Malaysia has 1,174 unemployed pilots, many of whom cannot repay the bank loans they took to obtain the commercial pilot licence which costs an average of RM250,000.
Malindo has given them a ray of hope. As Lion Air group grows, they would need more pilots. The Indonesian airlines have already ordered over 300 new aircraft to add to their present fleet of 75.
Lion Air and its group have the capacity to absorb more pilots over time because it now hires pilots from Europe and since Malaysia has unemployed pilots, they can now source them from here. Over 3,000 people attended the walk-in interview yesterday for positions of pilots, cabin crew, engineers and support staff.
Malindo Air has an office in KLIA and will begin flying from KLIA but when KLIA2 opens, it will move there. It will also have a secondary hub in KKIA.
Malindo will operate domestic operations first, beginning with flights from KLIA to either Sabah or Sarawak. It will use the B737-900ER aircraft which will take delivery of two aircraft each in March to May next year.
By mid-year it will have six aircraft and by end-2013, it will have 12. In 10 years, it plans to have 100 aircraft and employ 5,000 people in five years.

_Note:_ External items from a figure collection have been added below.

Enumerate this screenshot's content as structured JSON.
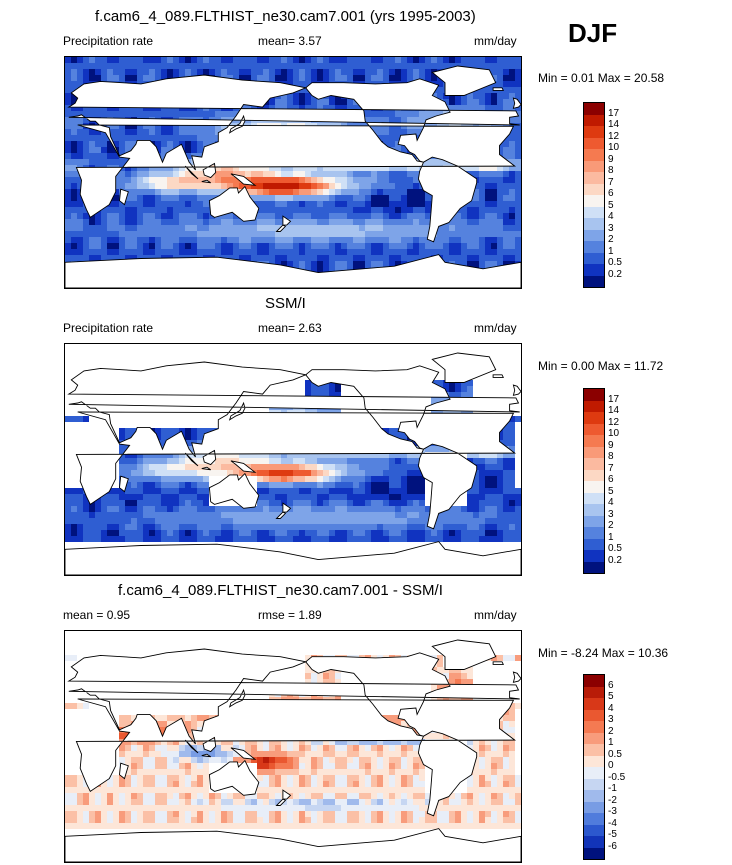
{
  "season": "DJF",
  "panels": [
    {
      "id": "model",
      "title": "f.cam6_4_089.FLTHIST_ne30.cam7.001 (yrs 1995-2003)",
      "left_label": "Precipitation rate",
      "center_label": "mean=   3.57",
      "units": "mm/day",
      "minmax": "Min =   0.01 Max =  20.58",
      "palette": "precip",
      "scheme": "model"
    },
    {
      "id": "obs",
      "title": "SSM/I",
      "left_label": "Precipitation rate",
      "center_label": "mean=   2.63",
      "units": "mm/day",
      "minmax": "Min =   0.00 Max =  11.72",
      "palette": "precip",
      "scheme": "obs"
    },
    {
      "id": "diff",
      "title": "f.cam6_4_089.FLTHIST_ne30.cam7.001 - SSM/I",
      "left_label": "mean =   0.95",
      "center_label": "rmse =   1.89",
      "units": "mm/day",
      "minmax": "Min =  -8.24 Max =  10.36",
      "palette": "diff",
      "scheme": "diff"
    }
  ],
  "colorbars": {
    "precip": {
      "labels": [
        "17",
        "14",
        "12",
        "10",
        "9",
        "8",
        "7",
        "6",
        "5",
        "4",
        "3",
        "2",
        "1",
        "0.5",
        "0.2"
      ],
      "colors": [
        "#8b0000",
        "#c01a00",
        "#de3a10",
        "#ee5a30",
        "#f57a50",
        "#f99a78",
        "#fbbaa0",
        "#fcd8c4",
        "#f8f4f0",
        "#cfe0f6",
        "#a8c4ef",
        "#7ea4e8",
        "#5582de",
        "#2f5ed2",
        "#1033c0",
        "#00127e"
      ]
    },
    "diff": {
      "labels": [
        "6",
        "5",
        "4",
        "3",
        "2",
        "1",
        "0.5",
        "0",
        "-0.5",
        "-1",
        "-2",
        "-3",
        "-4",
        "-5",
        "-6"
      ],
      "colors": [
        "#8b0000",
        "#b81c08",
        "#d83818",
        "#ea5830",
        "#f47a52",
        "#f89c7c",
        "#fbc0a6",
        "#fde6d8",
        "#e8eef8",
        "#c6d6f2",
        "#a0baec",
        "#789ce4",
        "#507cdc",
        "#2c58ce",
        "#1234b8",
        "#00127e"
      ]
    }
  }
}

Lion Air Group’s boss is confident that his business model for Malindo Air will work because it has worked for Lion Air, which has 600 daily flights and carries 100,000 passengers in Indonesia. Malindo Air will be the international arm for Lion Air, which will feed traffic to Malindo Air. Feeder traffic is important in a competitive market place as no airline wants to fly half-filled aircraft at a time when jet fuel prices are rising.